Oddly, the most therapeutic posts for me were the ones about what would have been tragedies, except that I was able to share them with you, in all their ridiculous how-did-this-happen-to-me glory. Such as when I went to get Noah up from a nap and discovered a bat flying around his room. AND HE CLAIMED IT BIT HIM. And the time I picked up my kid’s giant turd out of the bathtub and “accidentally” threw it at my husband. When I lived out the worst nightmare Chuck E Cheese can deliver a mom. And multiple sleepwalking injuries (some requiring ER visits), such as the time I jumped out of bed and ran into a wall – twice in one night. And also the time that my children were chased by an angry cottonmouth – and also we found a misplaced boob.

And of course medical posts. What is a blog without stories on colonoscopies, vasectomies, tonsillectomies, hysterectomies, stress tests, swallowing a camera on purpose, and illegal lactation medications.

In random news, breast pumps talk.

And I’ve had some fun with Essential Oils. Maybe a little too much fun. Is there an oil for that?

I got to interview a graffiti artist named Moist.

I met and befriended a family of bunnies.

I was able to track down and crack the case of Uncle Joe, owner of Uncle Joe’s Tot Locker. I stalked down my mysterious celebrity twin. I stalked my hacker and found the street view of their house. (I might have a stalking problem.)

I found, and watched, the movie I was in as a kid – the one where the gangster dies of syphilis.

I was able to prove that children aren’t, and perhaps shouldn’t, be bathed as often as our Mommy Guilt tells us.

I struck up a relationship with a spammer.

And it took me nine years, but I finally dipped my toes into political commentary – but only with lots of .gifs and because Alabama is so cray.

Noah starred in memes and fashion videos and was, to be quite honest, the best blogger’s toddler ever.

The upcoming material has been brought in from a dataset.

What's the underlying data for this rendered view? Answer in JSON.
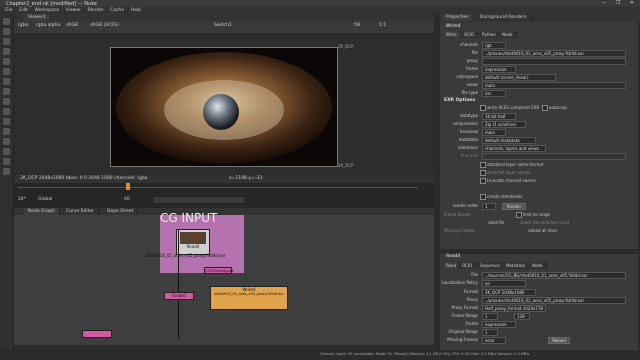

And also the butt of all my jokes for years.

I made an entire blogging series out of my favorite neighbor ever (who has now left me and is therefore my ex-neighbor, much to my daily tragic loneliness), Not-Crazy-Renee.

My husband and I did, and blogged about, stupid insane things like making a meat bouquet. And, although we did this before our blogging days, there needed to be a record of the time we fibbed (stretched-the-truthed) ourselves out to the roof of an Atlanta skyscraper – then got locked out. Oh – and we took our wedding cake topper on our thirteenth anniversary trip?! Because blog.

These are just a few of the posts that I remember. I often click on a link to an old post and have absolutely zero recollection of ever writing it. Which is why, for my tenth anniversary of recording our family’s history, I am rewarding myself with getting my entire blog printed out into an Encyclopedia-Brittanica-Sized set of hardback books. For me to read, for Ali to read (she loves reading the first 500 posts, which I printed out many years ago), For Noah to browse and read one day, and for there to be an actual, physical product to represent the thousands of semi-pointless hours that I’ve put into this endeavor.

But the absolute best product to come out of this blog have been friendships. I have met up in real life with more blog friends than I can count, and have had those meetings in at least six states. I have dozens of friends that I would have never met were it not for me sharing my endless meanderings here. I have learned with you, laughed with you, and lived life with you. And for that, I am eternally grateful.

How long have you been hanging around here?